First and foremost, what's past is prologue as the man responsible for the iconic vocal performance on CANDLEMASS's monstrous 1986 debut, "Epicus Doomicus Metallicus", has returned to the fold. Johan Längqvist was technically a "guest vocalist" during that era, but as of last year, and now with "The Door to Doom", Längqvist has officially become CANDLEMASS's singer, suggesting that the relationship will be ongoing. His voice is just as powerful as it was on the band's debut, though more mature and appropriately employed towards the needs of each song.
Secondly, fans have reason to rejoice about the new album simply for the fact that the godfather of heavy metal, Tony Iommi himself, contributed a solo to the track "Astorolus - The Great Octopus". In stark contrast to the manner in which some "stars" are enlisted exclusively for marketing purposes, Iommi's involvement makes sense. He agreed to contribute because he respected that CANDLEMASS has always acknowledged and appreciated BLACK SABBATH's influence upon its work. And, most importantly, he simply liked the song.
For Leif Edling—CANDLEMASS's driving force, primary songwriter, founding member and bassist—Iommi's involvement is incredibly meaningful. "For me personally this is a dream come true. Tony Iommi has always been my hero and guiding light when it comes to heavy music, so to hear that he likes the song and also would like to play on it, gave me chills down the spine," Edling said via a press release. "Tony Iommi is and will always be God!"
Iommi's solo, not surprisingly, hits the mark and makes quite an impact. It initially exudes an overt blues rock quality, obviously a root element of his sound, before morphing into his more characteristic twisted heavy metal approach. However, while it's more than simply anecdotal, Iommi's solo is a brief contribution that can't carry the weight of the album. Längqvist's aforementioned, soaring pipes work in tandem with the gargantuan, evil riffs, but they essentially steal the show, in terms of individual performance.

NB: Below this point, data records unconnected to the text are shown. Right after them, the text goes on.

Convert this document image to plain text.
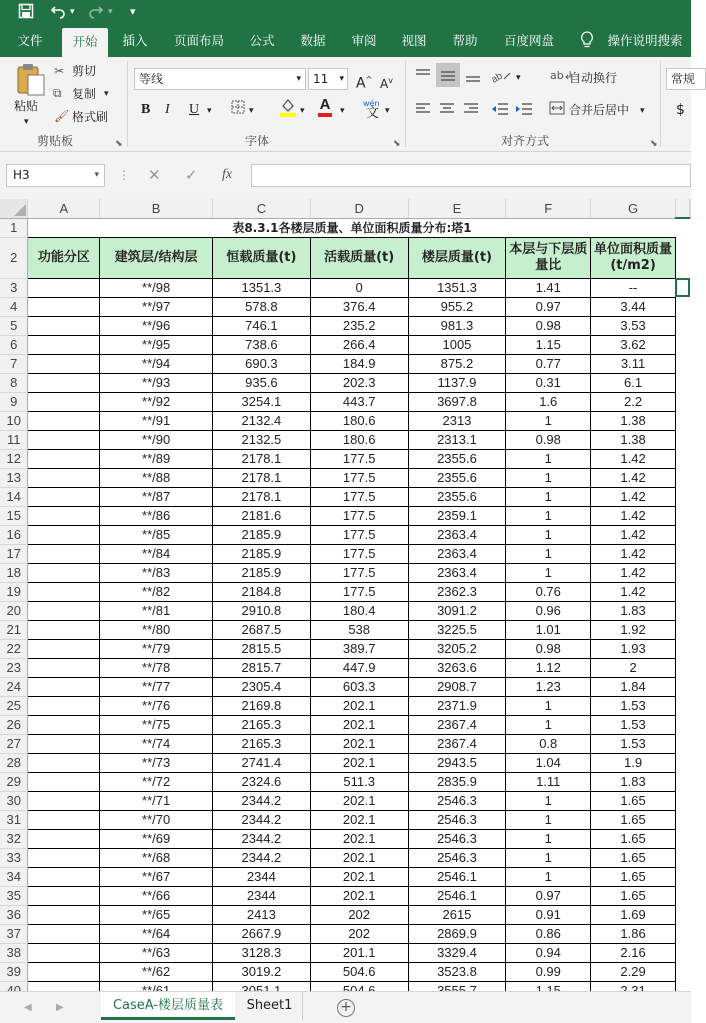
▾	▾ ▾
文件	开始	插入	页面布局	公式	数据	审阅	视图	帮助	百度网盘	操作说明搜索
粘贴
▾
✂ 剪切
⧉ 复制 ▾
🖌 格式刷
剪贴板	⬊
等线	▾	11 ▾ A^ $A^v$
B I U ▾	▾	▾ A ▾
wén
文 ▾
字体	⬊
ab ▾	ab↲
自动换行
合并后居中 ▾
对齐方式	⬊
常规
$
H3	▾ ⋮ ✕ ✓ fx
	A	B	C	D	E	F	G		
1	表8.3.1各楼层质量、单位面积质量分布:塔1								
2	功能分区	建筑层/结构层	恒载质量(t)	活载质量(t)	楼层质量(t)	本层与下层质量比	单位面积质量(t/m2)		
3		**/98	1351.3	0	1351.3	1.41	--		
4		**/97	578.8	376.4	955.2	0.97	3.44		
5		**/96	746.1	235.2	981.3	0.98	3.53		
6		**/95	738.6	266.4	1005	1.15	3.62		
7		**/94	690.3	184.9	875.2	0.77	3.11		
8		**/93	935.6	202.3	1137.9	0.31	6.1		
9		**/92	3254.1	443.7	3697.8	1.6	2.2		
10		**/91	2132.4	180.6	2313	1	1.38		
11		**/90	2132.5	180.6	2313.1	0.98	1.38		
12		**/89	2178.1	177.5	2355.6	1	1.42		
13		**/88	2178.1	177.5	2355.6	1	1.42		
14		**/87	2178.1	177.5	2355.6	1	1.42		
15		**/86	2181.6	177.5	2359.1	1	1.42		
16		**/85	2185.9	177.5	2363.4	1	1.42		
17		**/84	2185.9	177.5	2363.4	1	1.42		
18		**/83	2185.9	177.5	2363.4	1	1.42		
19		**/82	2184.8	177.5	2362.3	0.76	1.42		
20		**/81	2910.8	180.4	3091.2	0.96	1.83		
21		**/80	2687.5	538	3225.5	1.01	1.92		
22		**/79	2815.5	389.7	3205.2	0.98	1.93		
23		**/78	2815.7	447.9	3263.6	1.12	2		
24		**/77	2305.4	603.3	2908.7	1.23	1.84		
25		**/76	2169.8	202.1	2371.9	1	1.53		
26		**/75	2165.3	202.1	2367.4	1	1.53		
27		**/74	2165.3	202.1	2367.4	0.8	1.53		
28		**/73	2741.4	202.1	2943.5	1.04	1.9		
29		**/72	2324.6	511.3	2835.9	1.11	1.83		
30		**/71	2344.2	202.1	2546.3	1	1.65		
31		**/70	2344.2	202.1	2546.3	1	1.65		
32		**/69	2344.2	202.1	2546.3	1	1.65		
33		**/68	2344.2	202.1	2546.3	1	1.65		
34		**/67	2344	202.1	2546.1	1	1.65		
35		**/66	2344	202.1	2546.1	0.97	1.65		
36		**/65	2413	202	2615	0.91	1.69		
37		**/64	2667.9	202	2869.9	0.86	1.86		
38		**/63	3128.3	201.1	3329.4	0.94	2.16		
39		**/62	3019.2	504.6	3523.8	0.99	2.29		

◀ ▶	CaseA-楼层质量表	Sheet1	+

The more over-the-top aspects of epic doom are dialed back on "The Door to Doom". Instead, the sparser presence of this quality proves to be more significant when it comes to the forefront as it does, for instance, when things come to a head during the chorus of "Death's Wheel". The album's only weak link is the acoustic element that is perfunctory at best but essentially lackluster. "Under the Ocean" begins with this kind of subdued approach before bursting with the kind of energy that so clearly represents CANDLEMASS's beauty and essence. There is something instantly gripping and captivating about the songs throughout. "The Door to Doom" finds the Swedish band in fine form, and with the reintroduction of Längqvist, it sounds as though the legendary band has at least another decade in it if it so chooses.